1) A silicon deep reactive ion etcher, providing high aspect ratio and through-wafer etching of silicon.

2) An open-load, parallel-plate reactive ion etcher (RIE), which will be used to realise 'teflon-like' coatings to aid demoulding during microfluidics fabrication, and for shallow dielectric etching.

3) An inductively-coupled-plasma RIE for dry-etching a wide range of materials including oxides, nitrides, polymers and refractory metals.

4) High-density, plasma-enhanced chemical vapour deposition to enable coating with dielectric cladding layers, e.g. for photonic waveguides.
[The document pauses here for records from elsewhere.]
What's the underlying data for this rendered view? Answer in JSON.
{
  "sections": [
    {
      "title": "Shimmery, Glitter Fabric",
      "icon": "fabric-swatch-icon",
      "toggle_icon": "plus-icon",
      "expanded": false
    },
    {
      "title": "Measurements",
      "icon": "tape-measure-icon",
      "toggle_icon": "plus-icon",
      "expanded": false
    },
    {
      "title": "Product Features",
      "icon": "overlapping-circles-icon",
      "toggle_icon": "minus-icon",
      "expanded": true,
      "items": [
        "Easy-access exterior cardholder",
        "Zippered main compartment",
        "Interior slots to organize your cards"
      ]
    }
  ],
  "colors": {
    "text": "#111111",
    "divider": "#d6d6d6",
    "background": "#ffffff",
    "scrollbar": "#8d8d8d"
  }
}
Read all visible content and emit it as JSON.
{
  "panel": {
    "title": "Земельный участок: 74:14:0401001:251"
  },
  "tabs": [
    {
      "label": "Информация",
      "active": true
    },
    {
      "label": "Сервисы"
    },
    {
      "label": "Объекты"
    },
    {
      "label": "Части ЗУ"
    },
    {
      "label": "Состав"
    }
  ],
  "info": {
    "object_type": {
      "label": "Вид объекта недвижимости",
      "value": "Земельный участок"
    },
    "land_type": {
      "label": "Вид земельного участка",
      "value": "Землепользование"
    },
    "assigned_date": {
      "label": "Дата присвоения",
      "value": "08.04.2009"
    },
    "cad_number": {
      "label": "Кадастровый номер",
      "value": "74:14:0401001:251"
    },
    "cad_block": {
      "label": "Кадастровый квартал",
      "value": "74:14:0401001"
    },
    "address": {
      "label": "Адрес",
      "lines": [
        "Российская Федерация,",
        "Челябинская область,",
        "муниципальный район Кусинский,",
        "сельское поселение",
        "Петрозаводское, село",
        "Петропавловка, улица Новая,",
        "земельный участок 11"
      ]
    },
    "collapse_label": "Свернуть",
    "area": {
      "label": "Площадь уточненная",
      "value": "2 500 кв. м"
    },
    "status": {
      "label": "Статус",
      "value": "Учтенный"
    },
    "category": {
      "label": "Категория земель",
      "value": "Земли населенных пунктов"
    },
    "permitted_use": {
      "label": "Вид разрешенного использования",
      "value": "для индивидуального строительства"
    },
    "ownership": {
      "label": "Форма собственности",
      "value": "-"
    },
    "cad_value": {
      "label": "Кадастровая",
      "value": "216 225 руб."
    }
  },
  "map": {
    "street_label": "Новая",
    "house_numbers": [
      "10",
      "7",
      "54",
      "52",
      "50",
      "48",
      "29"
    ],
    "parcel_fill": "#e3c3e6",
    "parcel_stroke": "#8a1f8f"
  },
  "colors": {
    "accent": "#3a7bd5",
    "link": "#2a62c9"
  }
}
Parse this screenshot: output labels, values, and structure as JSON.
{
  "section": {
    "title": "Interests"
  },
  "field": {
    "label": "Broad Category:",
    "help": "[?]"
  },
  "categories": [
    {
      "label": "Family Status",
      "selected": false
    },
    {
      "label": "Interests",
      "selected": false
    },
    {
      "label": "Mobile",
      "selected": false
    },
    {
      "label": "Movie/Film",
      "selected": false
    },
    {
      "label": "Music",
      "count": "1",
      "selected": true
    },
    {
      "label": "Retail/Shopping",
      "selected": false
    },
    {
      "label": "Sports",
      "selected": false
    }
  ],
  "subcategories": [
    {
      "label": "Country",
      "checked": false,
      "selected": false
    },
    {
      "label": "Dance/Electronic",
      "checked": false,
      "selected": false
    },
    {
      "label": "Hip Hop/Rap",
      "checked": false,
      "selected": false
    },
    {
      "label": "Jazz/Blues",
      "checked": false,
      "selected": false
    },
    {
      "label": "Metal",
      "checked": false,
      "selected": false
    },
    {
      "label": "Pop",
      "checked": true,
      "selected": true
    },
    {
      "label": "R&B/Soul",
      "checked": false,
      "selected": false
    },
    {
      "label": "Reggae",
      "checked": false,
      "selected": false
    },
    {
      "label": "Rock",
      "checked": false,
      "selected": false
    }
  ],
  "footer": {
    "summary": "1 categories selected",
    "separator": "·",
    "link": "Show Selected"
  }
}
These instruments will lead to the fabrication of electronic, optoelectronic and spintronics devices with significantly higher yields, and greatly improved device/materials properties. The substantial reductions in process development time will offer immediate benefit. They will also enable the patterning of materials, and realisation of device structures at Leeds that simply could not be contemplated previously, underpinning future research for the next decade and beyond across the engineering, physical, biological and medical sciences, and its translation to industry.